Heiniö et al. looked at the association between long-term exercise loading and TBS in different exercise loading groups. Eighty-eight Finnish female athletes competing at a national or international level and 19 habitually physically active nonathletes with a mean age of 24.3 years (range 17–40 years) who were all postpubertal and premenopausal were analyzed. The athletes represented seven different sports and five different loading regimens based on their sport-specific training history. Triple jumpers and high jumpers comprised the high-impact group, soccer and squash players made up an odd-impact loading group, power lifters made up the high-magnitude group, endurance runners a repetitive-impact group, and swimmers a repetitive nonimpact group. Several parameters of training and fitness status were employed, including maximal isometric force and dynamic performance of the lower extremities. Endurance runners’ mean TBS was about 6% lower than controls. Power lifters had about 3% higher TBS compared with the reference group. In the high-impact group, the correlation between maximal isometric leg press force, peak jumping force, and TBS was significantly positive. The authors “found that athletes experiencing a large number of monotonous impacts (repetitive, moderate impact loading represented by endurance runners) in their training and competition had significantly lower TBS compared with all other groups including the reference group, whereas the athletes experiencing extreme axial loading (high-magnitude loading represented by power lifters had somewhat higher crude TBS values compared with the reference group).” These TBS values were independent of lumbar spine BMD.
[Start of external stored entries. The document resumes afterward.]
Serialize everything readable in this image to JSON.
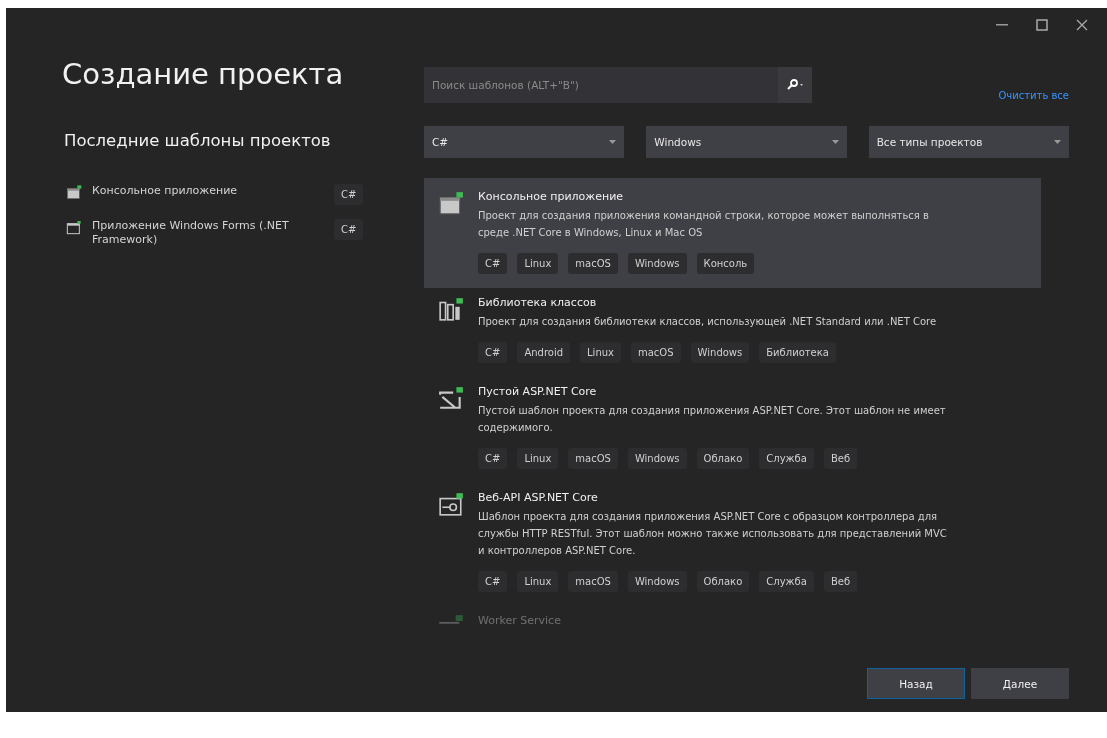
{
  "title": "Создание проекта",
  "recent": {
    "heading": "Последние шаблоны проектов",
    "items": [
      {
        "name": "Консольное приложение",
        "kind": "console",
        "tag": "C#"
      },
      {
        "name": "Приложение Windows Forms (.NET Framework)",
        "kind": "forms",
        "tag": "C#"
      }
    ]
  },
  "search": {
    "placeholder": "Поиск шаблонов (ALT+\"В\")"
  },
  "clear_link": "Очистить все",
  "filters": [
    {
      "value": "C#"
    },
    {
      "value": "Windows"
    },
    {
      "value": "Все типы проектов"
    }
  ],
  "templates": [
    {
      "kind": "console",
      "selected": true,
      "name": "Консольное приложение",
      "description": "Проект для создания приложения командной строки, которое может выполняться в среде .NET Core в Windows, Linux и Mac OS",
      "tags": [
        "C#",
        "Linux",
        "macOS",
        "Windows",
        "Консоль"
      ]
    },
    {
      "kind": "library",
      "selected": false,
      "name": "Библиотека классов",
      "description": "Проект для создания библиотеки классов, использующей .NET Standard или .NET Core",
      "tags": [
        "C#",
        "Android",
        "Linux",
        "macOS",
        "Windows",
        "Библиотека"
      ]
    },
    {
      "kind": "web-empty",
      "selected": false,
      "name": "Пустой ASP.NET Core",
      "description": "Пустой шаблон проекта для создания приложения ASP.NET Core. Этот шаблон не имеет содержимого.",
      "tags": [
        "C#",
        "Linux",
        "macOS",
        "Windows",
        "Облако",
        "Служба",
        "Веб"
      ]
    },
    {
      "kind": "web-api",
      "selected": false,
      "name": "Веб-API ASP.NET Core",
      "description": "Шаблон проекта для создания приложения ASP.NET Core с образцом контроллера для службы HTTP RESTful. Этот шаблон можно также использовать для представлений MVC и контроллеров ASP.NET Core.",
      "tags": [
        "C#",
        "Linux",
        "macOS",
        "Windows",
        "Облако",
        "Служба",
        "Веб"
      ]
    },
    {
      "kind": "worker",
      "selected": false,
      "name": "Worker Service",
      "faded": true
    }
  ],
  "buttons": [
    {
      "label": "Назад",
      "focused": true
    },
    {
      "label": "Далее",
      "focused": false
    }
  ]
}
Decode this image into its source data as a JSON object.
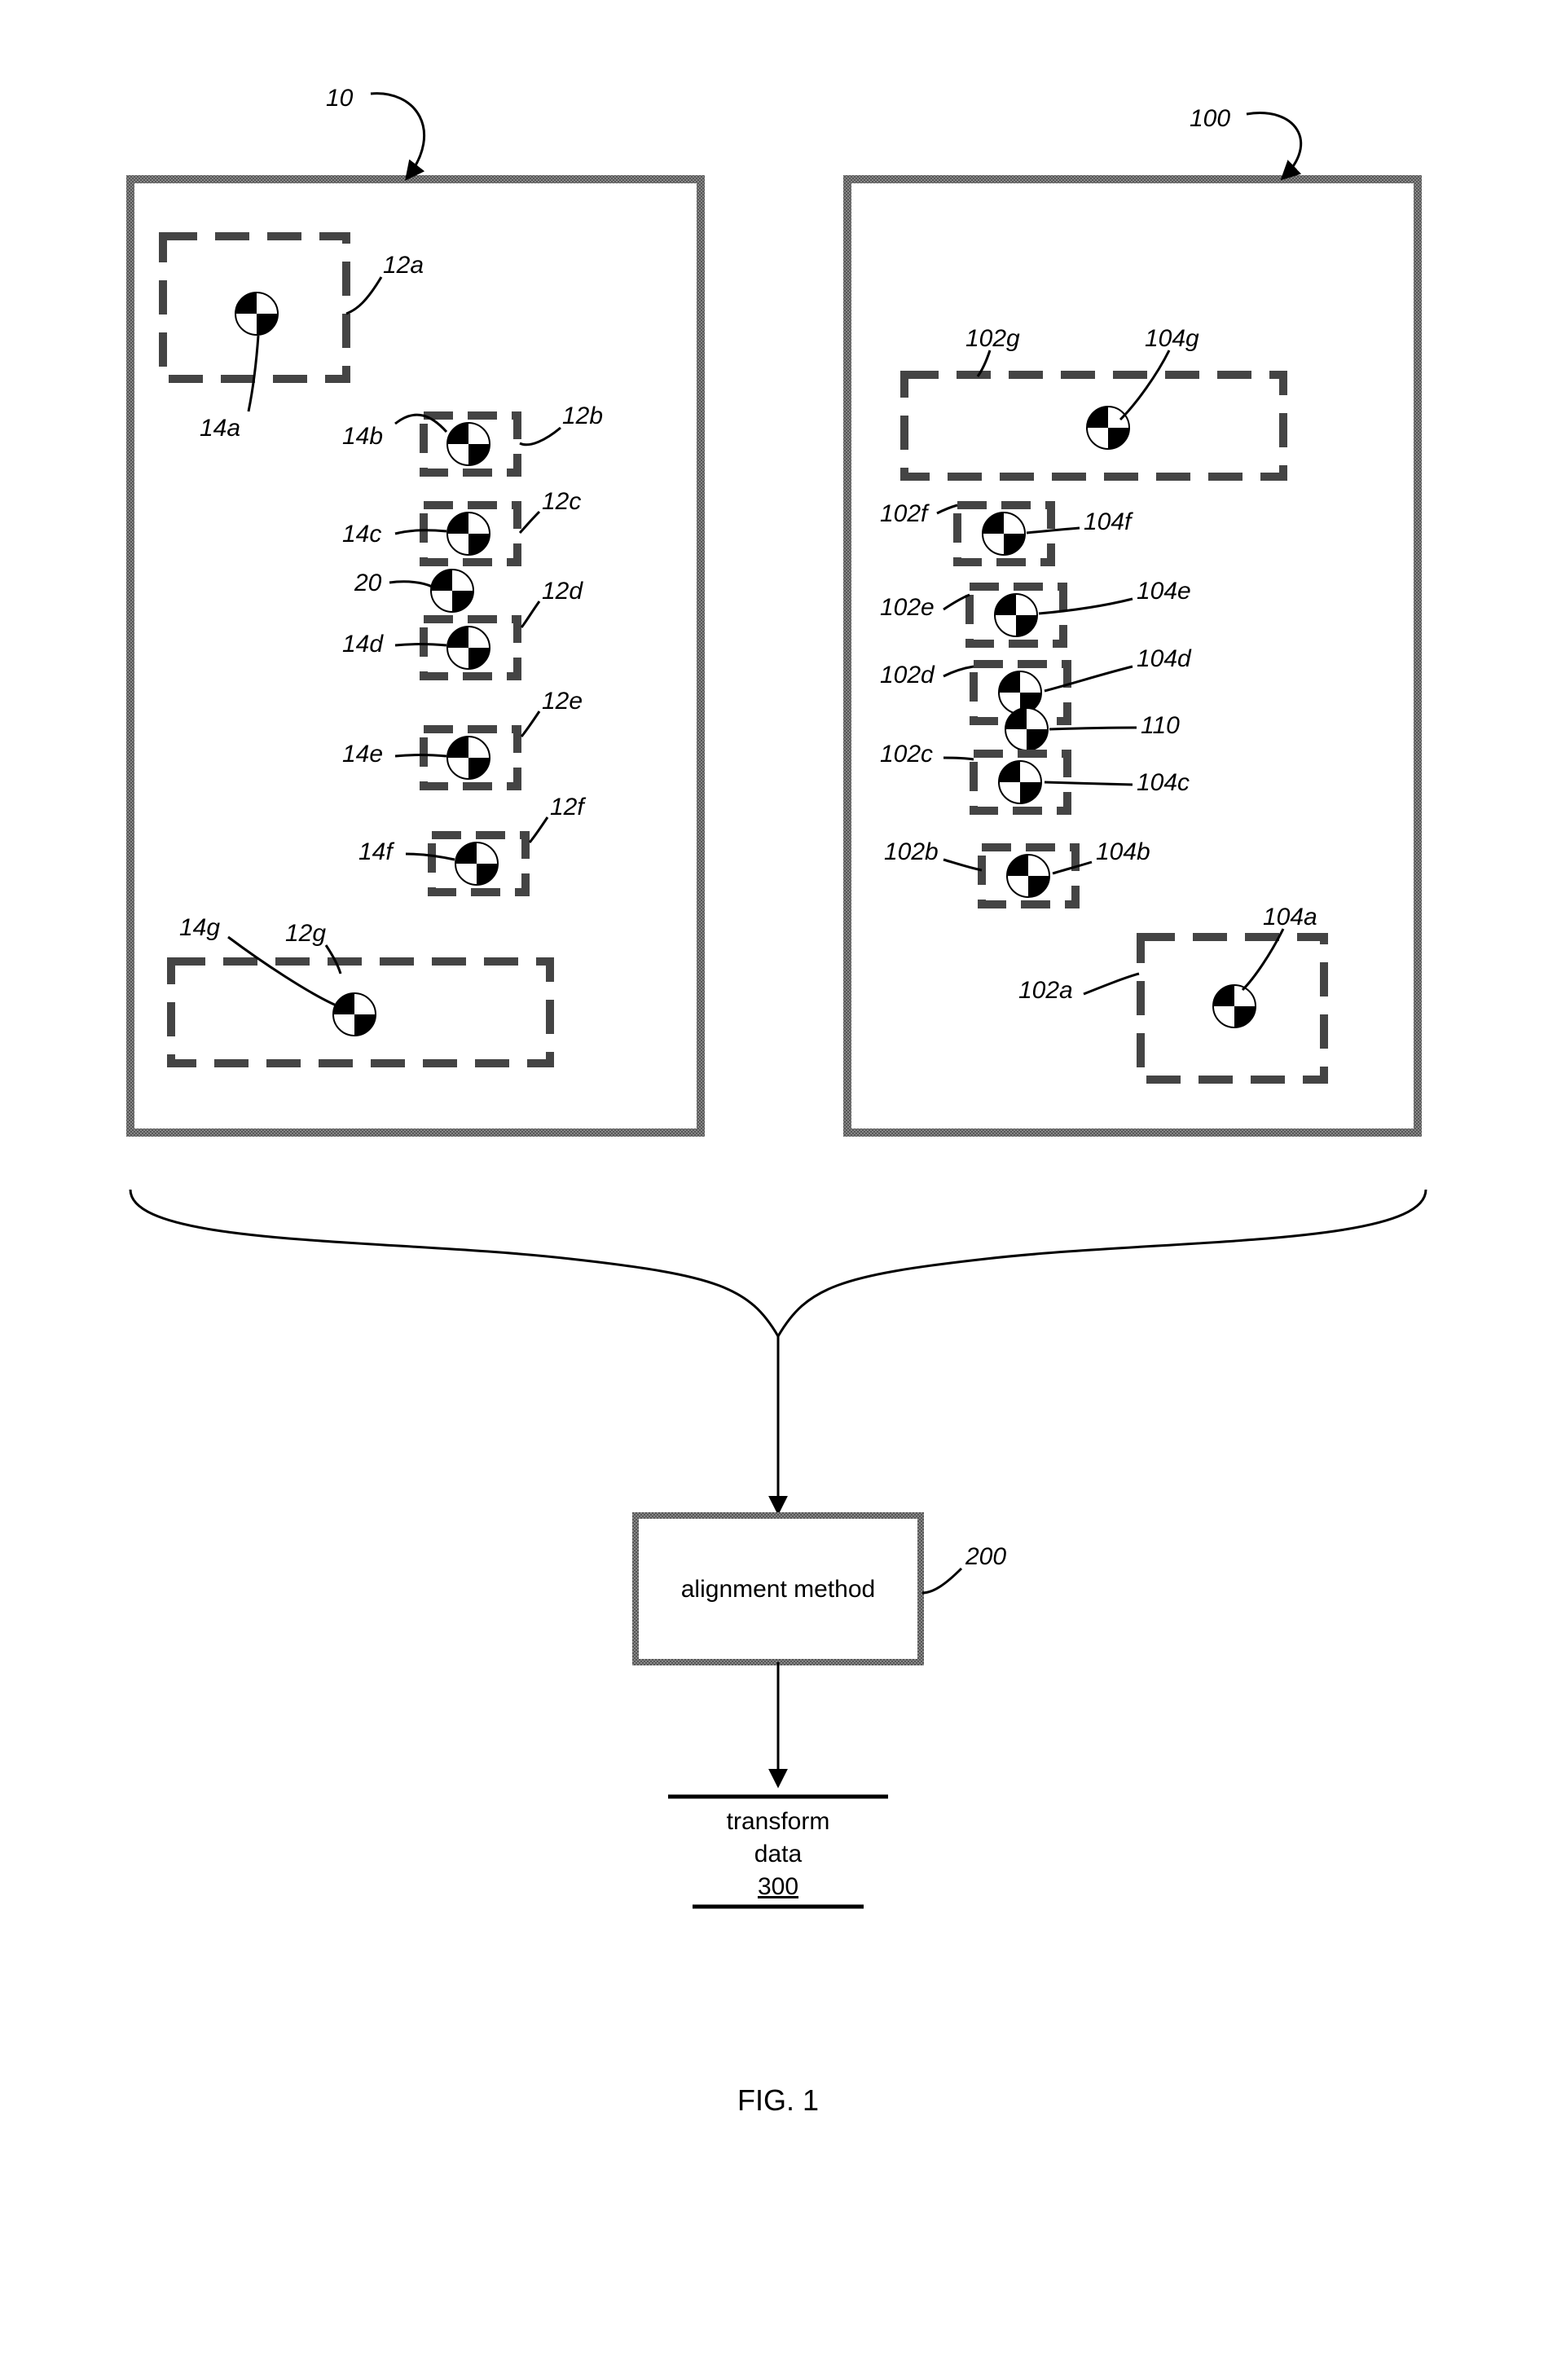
{
  "figure_label": "FIG. 1",
  "left": {
    "ref": "10",
    "boxes": {
      "a": "12a",
      "b": "12b",
      "c": "12c",
      "d": "12d",
      "e": "12e",
      "f": "12f",
      "g": "12g"
    },
    "marks": {
      "a": "14a",
      "b": "14b",
      "c": "14c",
      "d": "14d",
      "e": "14e",
      "f": "14f",
      "g": "14g"
    },
    "extra": "20"
  },
  "right": {
    "ref": "100",
    "boxes": {
      "a": "102a",
      "b": "102b",
      "c": "102c",
      "d": "102d",
      "e": "102e",
      "f": "102f",
      "g": "102g"
    },
    "marks": {
      "a": "104a",
      "b": "104b",
      "c": "104c",
      "d": "104d",
      "e": "104e",
      "f": "104f",
      "g": "104g"
    },
    "extra": "110"
  },
  "process": {
    "box_label": "alignment method",
    "box_ref": "200",
    "output_label1": "transform",
    "output_label2": "data",
    "output_ref": "300"
  }
}
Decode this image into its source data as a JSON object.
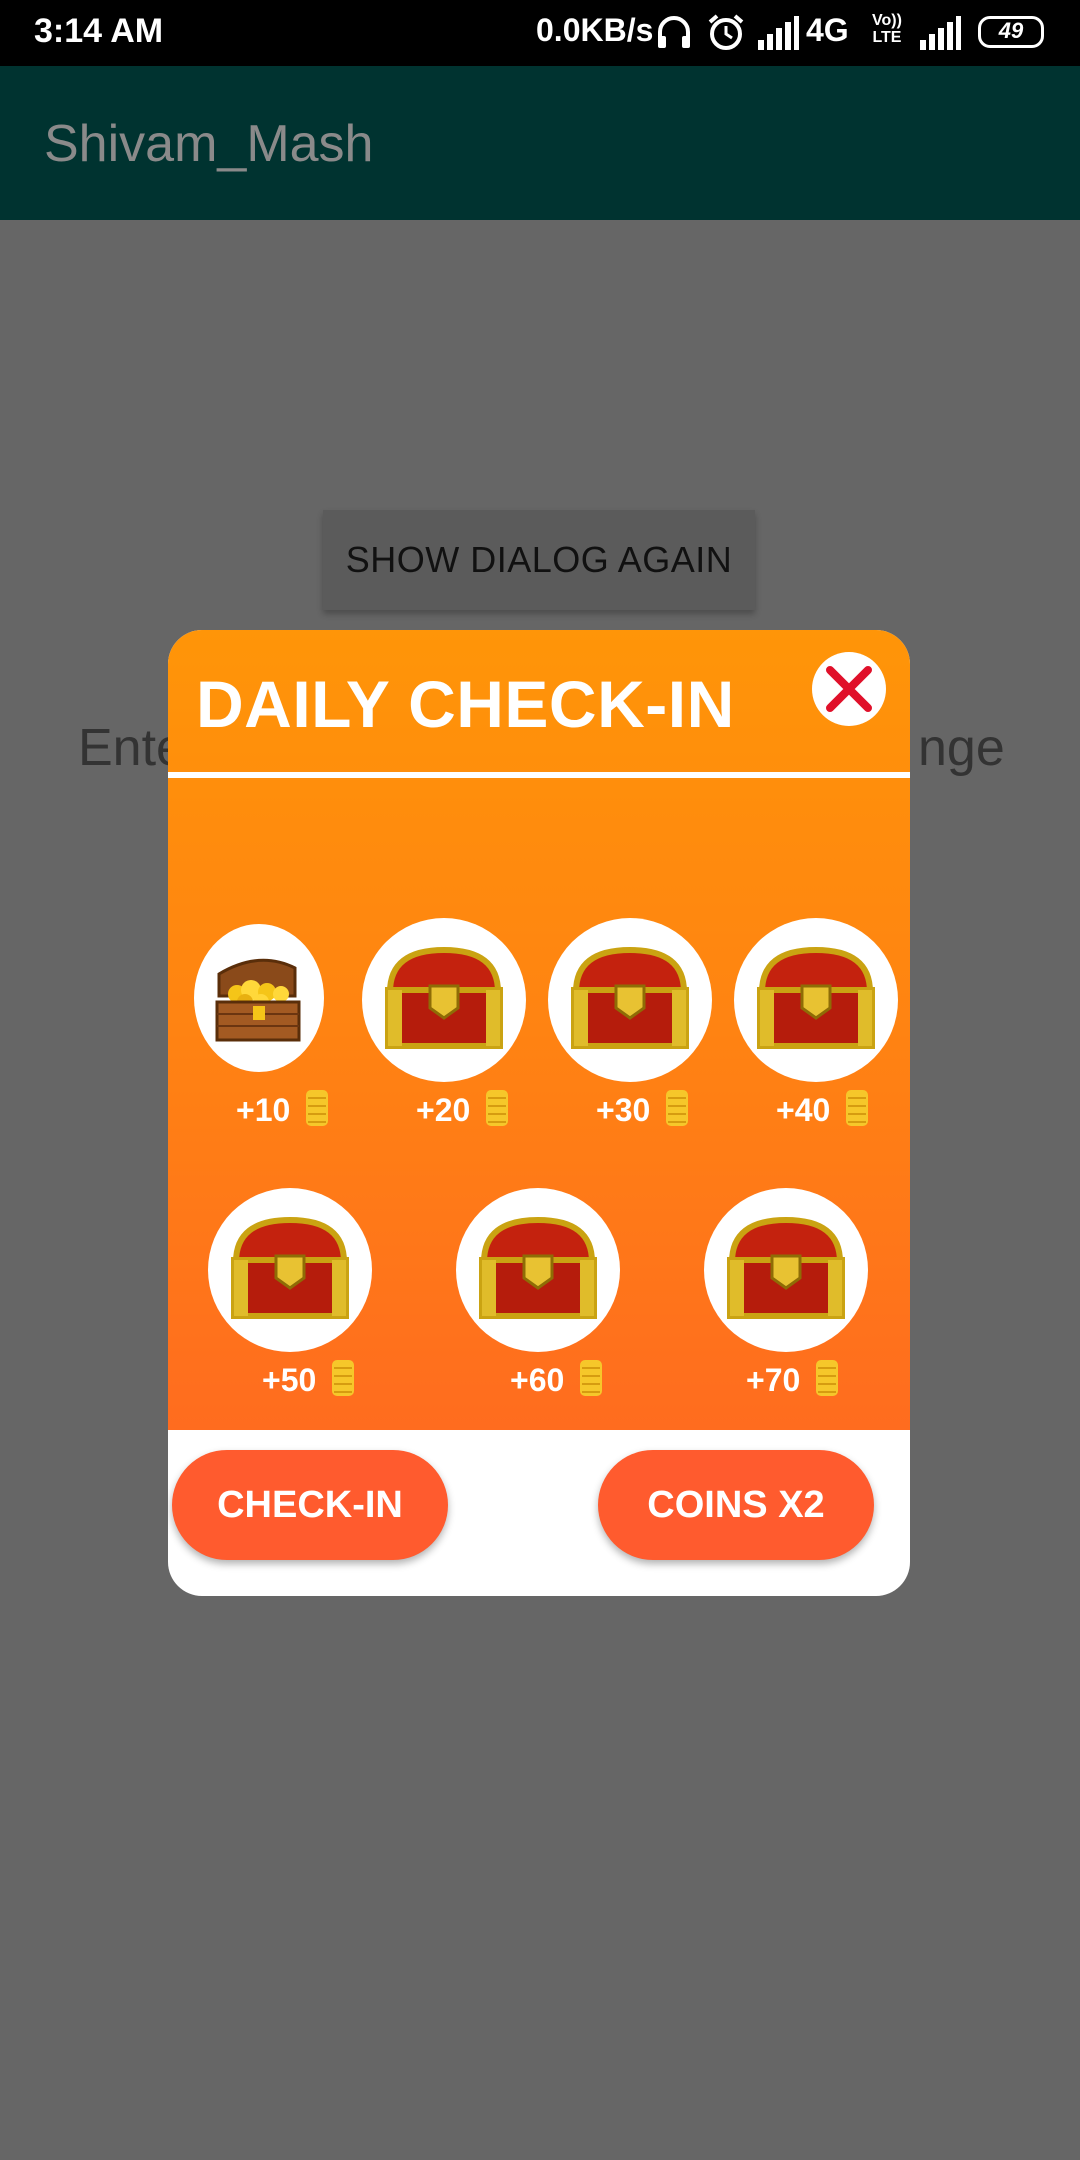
{
  "status_bar": {
    "time": "3:14 AM",
    "speed": "0.0KB/s",
    "network": "4G",
    "volte_top": "Vo))",
    "volte_bottom": "LTE",
    "battery": "49"
  },
  "app_bar": {
    "title": "Shivam_Mash"
  },
  "background": {
    "show_dialog_button": "SHOW DIALOG AGAIN",
    "text_left": "Ente",
    "text_right": "nge"
  },
  "dialog": {
    "title": "DAILY CHECK-IN",
    "rewards": [
      {
        "label": "+10",
        "icon": "open-gold-chest-icon"
      },
      {
        "label": "+20",
        "icon": "red-chest-icon"
      },
      {
        "label": "+30",
        "icon": "red-chest-icon"
      },
      {
        "label": "+40",
        "icon": "red-chest-icon"
      },
      {
        "label": "+50",
        "icon": "red-chest-icon"
      },
      {
        "label": "+60",
        "icon": "red-chest-icon"
      },
      {
        "label": "+70",
        "icon": "red-chest-icon"
      }
    ],
    "checkin_button": "CHECK-IN",
    "coins_button": "COINS X2"
  },
  "colors": {
    "app_bar": "#003330",
    "dialog_gradient_top": "#ff9508",
    "dialog_gradient_bottom": "#ff6c1f",
    "button": "#ff5b2e",
    "close_x": "#e0102a"
  }
}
Thus, with increasing interest in the TBS of relatively young elite athletes, we undertook a study of our athlete population, most of whom had been referred for recurrent bone stress injuries, including traumatic fractures, stress fractures, stress reactions, and various degrees of delayed healing or nonunions. Prospectively, studying the athletes referred to us, we noticed some athletes with degraded or partially degraded TBS values. Therefore, we undertook a retrospective study of the TBS values in our athletic population in whom DXA studies had been performed. We evaluated 10 Major League Baseball (MLB) players, 5 minor league players, 7 NBA players, 2 collegiate basketball players, 5 active and 1 retired NFL players, and 4 amenorrheic intercollegiate female runners (n = 34). All TBS databases employed were gender and ethnic specific. One MLB player (Black) and one minor league player (White) had degraded TBS; one minor league player (White) had partially degraded TBS; two NBA players (Black) had degraded and one NBA player (White) had partially degraded TBS; one NFL player (Black) had partially degraded TBA (n = 7), indicating 20% of the population we deal with had an abnormally low TBS ( Fig. 4.3 ).

All of the individuals had normal or “high” BMD based on their Z-scores, and therefore, BMD and TBS were discordant in these individuals. Although the role that an abnormally low TBS plays in the pathogenesis of bone stress injuries or fracture healing is not certain at this time, it probably indicates some underlying microstructural abnormality for which it is a surrogate, and therefore might be able to serve as a screening tool for athletes at greater risk of bone problems during their careers. What to do about this structural abnormality remains to be seen.

New approaches are constantly being developed for further evaluation of bone. A new software product, Texture Research Investigation Platform (TRIP) (Medimaps Group SA, Geneva, Switzerland), for the analysis of individual bone TBS is now available and will be utilized going forward. This new product will enable us to take the image from various modalities including x-ray, DXA, CT, pQCT, HRpQCT, and micro CT or MRI and analyze it for bone quality and microarchitecture. It displays images with several formats (e.g., Dicom, JPG, PNG, TIFF, BMP) and various sizes (personal communication). We hope that TRIP will be able to further help evaluation of the patient with a stress fracture because it can be localized to the bone in question and not applied to a bone that may not be involved in the local process as is lumbar spine TBS.